Former aged-care nurse Christe Hall is the proud owner of Bushman, and in a recent interview with the ABC, she highlighted the extraordinary temperament and special gifts that allow the 16 year-old horse to connect so strongly with the elderly people that he encounters.
“Sometimes he just knows when a resident needs him more,” Ms Hall said.
“I don’t know how to explain that, because I don’t know how he does it. If a resident’s really upset or agitated, he’ll make it his effort to calm them down and it works every time.”

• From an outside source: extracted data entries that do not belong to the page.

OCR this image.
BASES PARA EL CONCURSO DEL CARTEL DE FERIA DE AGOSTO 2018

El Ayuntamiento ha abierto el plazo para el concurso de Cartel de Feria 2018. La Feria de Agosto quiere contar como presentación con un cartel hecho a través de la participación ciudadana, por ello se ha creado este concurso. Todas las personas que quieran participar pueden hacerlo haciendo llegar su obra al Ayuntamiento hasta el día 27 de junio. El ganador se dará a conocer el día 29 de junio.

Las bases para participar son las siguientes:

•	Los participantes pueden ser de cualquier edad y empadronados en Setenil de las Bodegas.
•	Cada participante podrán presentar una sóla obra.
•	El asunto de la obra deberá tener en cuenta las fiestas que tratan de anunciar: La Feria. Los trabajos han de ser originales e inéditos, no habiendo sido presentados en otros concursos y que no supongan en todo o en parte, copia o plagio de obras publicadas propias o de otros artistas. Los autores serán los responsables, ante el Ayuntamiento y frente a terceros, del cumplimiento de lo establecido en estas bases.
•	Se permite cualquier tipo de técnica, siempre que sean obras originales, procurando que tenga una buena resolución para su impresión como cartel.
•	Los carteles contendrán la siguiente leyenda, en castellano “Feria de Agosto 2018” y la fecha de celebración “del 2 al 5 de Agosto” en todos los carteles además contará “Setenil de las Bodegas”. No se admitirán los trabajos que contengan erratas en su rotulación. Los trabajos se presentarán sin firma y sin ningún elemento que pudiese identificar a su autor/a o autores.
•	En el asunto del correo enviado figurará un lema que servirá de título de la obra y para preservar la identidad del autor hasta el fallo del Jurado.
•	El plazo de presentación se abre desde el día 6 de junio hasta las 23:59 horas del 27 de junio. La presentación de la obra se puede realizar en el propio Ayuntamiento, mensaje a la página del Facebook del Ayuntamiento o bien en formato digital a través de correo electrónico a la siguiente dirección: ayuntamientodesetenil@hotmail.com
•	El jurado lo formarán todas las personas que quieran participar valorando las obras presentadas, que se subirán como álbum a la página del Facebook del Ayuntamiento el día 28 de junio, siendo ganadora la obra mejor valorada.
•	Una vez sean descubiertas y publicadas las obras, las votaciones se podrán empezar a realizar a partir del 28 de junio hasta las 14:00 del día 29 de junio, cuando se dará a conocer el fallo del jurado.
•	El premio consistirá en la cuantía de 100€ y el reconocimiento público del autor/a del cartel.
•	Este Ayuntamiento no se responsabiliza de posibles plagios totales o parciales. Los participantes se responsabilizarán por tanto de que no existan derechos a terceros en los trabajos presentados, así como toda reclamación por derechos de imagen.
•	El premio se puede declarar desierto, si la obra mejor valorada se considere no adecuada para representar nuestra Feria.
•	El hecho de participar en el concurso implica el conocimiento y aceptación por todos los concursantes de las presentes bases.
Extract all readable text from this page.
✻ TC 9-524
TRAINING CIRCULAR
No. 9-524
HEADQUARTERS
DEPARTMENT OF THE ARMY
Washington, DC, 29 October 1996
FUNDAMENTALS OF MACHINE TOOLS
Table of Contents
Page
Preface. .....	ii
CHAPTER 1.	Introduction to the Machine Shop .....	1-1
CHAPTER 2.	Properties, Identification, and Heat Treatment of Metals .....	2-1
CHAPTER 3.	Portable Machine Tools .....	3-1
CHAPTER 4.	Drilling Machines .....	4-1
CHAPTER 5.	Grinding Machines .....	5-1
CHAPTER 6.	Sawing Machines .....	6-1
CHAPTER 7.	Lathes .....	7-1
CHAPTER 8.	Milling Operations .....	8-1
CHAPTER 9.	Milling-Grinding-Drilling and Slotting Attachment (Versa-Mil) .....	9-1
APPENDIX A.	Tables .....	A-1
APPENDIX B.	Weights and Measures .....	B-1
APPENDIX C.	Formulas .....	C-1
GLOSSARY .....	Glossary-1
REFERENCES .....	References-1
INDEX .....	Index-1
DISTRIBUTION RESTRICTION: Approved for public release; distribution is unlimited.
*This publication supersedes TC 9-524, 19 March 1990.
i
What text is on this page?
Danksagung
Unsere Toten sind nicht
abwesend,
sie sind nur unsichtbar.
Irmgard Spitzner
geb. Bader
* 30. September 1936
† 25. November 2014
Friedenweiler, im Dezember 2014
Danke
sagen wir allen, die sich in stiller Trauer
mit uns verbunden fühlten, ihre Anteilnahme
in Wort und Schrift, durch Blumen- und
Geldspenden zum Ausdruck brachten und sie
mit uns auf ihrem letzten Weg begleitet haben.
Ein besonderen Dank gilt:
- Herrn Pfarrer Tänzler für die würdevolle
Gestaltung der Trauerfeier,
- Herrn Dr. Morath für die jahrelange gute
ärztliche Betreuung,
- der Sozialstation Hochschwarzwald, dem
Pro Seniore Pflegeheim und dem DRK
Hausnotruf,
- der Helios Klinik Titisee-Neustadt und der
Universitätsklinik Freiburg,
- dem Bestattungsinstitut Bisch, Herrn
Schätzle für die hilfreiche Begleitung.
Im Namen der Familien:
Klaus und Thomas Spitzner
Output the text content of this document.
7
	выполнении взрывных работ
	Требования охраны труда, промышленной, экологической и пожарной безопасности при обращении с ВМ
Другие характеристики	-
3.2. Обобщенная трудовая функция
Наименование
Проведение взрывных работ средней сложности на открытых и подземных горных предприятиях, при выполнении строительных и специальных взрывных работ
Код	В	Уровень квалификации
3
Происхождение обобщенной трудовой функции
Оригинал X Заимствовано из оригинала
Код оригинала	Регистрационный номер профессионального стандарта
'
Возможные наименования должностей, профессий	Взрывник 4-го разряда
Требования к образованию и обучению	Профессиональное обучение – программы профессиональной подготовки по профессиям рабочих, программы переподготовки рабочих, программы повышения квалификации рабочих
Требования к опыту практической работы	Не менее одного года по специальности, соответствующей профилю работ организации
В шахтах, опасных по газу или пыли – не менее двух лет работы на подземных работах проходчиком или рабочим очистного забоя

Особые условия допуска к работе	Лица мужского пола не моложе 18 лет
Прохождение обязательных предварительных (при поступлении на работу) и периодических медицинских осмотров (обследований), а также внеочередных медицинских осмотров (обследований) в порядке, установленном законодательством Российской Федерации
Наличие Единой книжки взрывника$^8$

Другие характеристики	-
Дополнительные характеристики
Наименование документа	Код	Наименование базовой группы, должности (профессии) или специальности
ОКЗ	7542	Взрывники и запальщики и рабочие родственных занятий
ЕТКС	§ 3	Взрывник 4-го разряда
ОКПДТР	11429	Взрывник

“I get asked quite often ‘oh how did you train him to do that?’ and I say ‘I didn’t, he just does it’,it’s one thing I can’t explain.”
The link between a person’s memory and the prevalence of dementia is well documented, and awakening positive memories in the minds of elderly people can have a stunning and immediate impact in their mental wellbeing.
Things that are positive and familiar have a way of drawing a smile out of people from all walks of life, and for elderly people with cognitive impairment, sadly, these smiles can often be few and far between, which make them extremely valuable.
There are a number of different techniques that have been used to trigger the memories of elderly people over the years – including familiar music from their childhood, environments that have been furnished to resemble past decades, and of course, animals.
Horses seem to have as particularly profound effect on older Australians due to the fact that Australia has strong farming traditions. Many Australians in their 70s, 80s and 90s grew up in environments alongside horses, and seeing and feeling Bushman up close can trigger a variety of amazing reactions.
“Residents that never talked started talking, residents that didn’t want to leave their rooms, actually came out of their rooms,” Ms Hall said
Nursing home resident Eric Trezice grew up in the Victorian gold-rush town of Ballarat and has spent the last 12 months as a resident at the Marco Polo Nursing Home.
Eric grew up working alongside horses, which were then used to drag logs out of the forest, so getting the chance to get up-close and personal with bushman was an experience that allowed Eric to showcase the skills that he developed many years ago.
“I talk calmly to them, always did,” he said.
“It’s probably one of the most therapeutic things that I’ve had in my later life. I’m 90 now and this has brought back how beautiful [it is] reading the eyes of a horse.”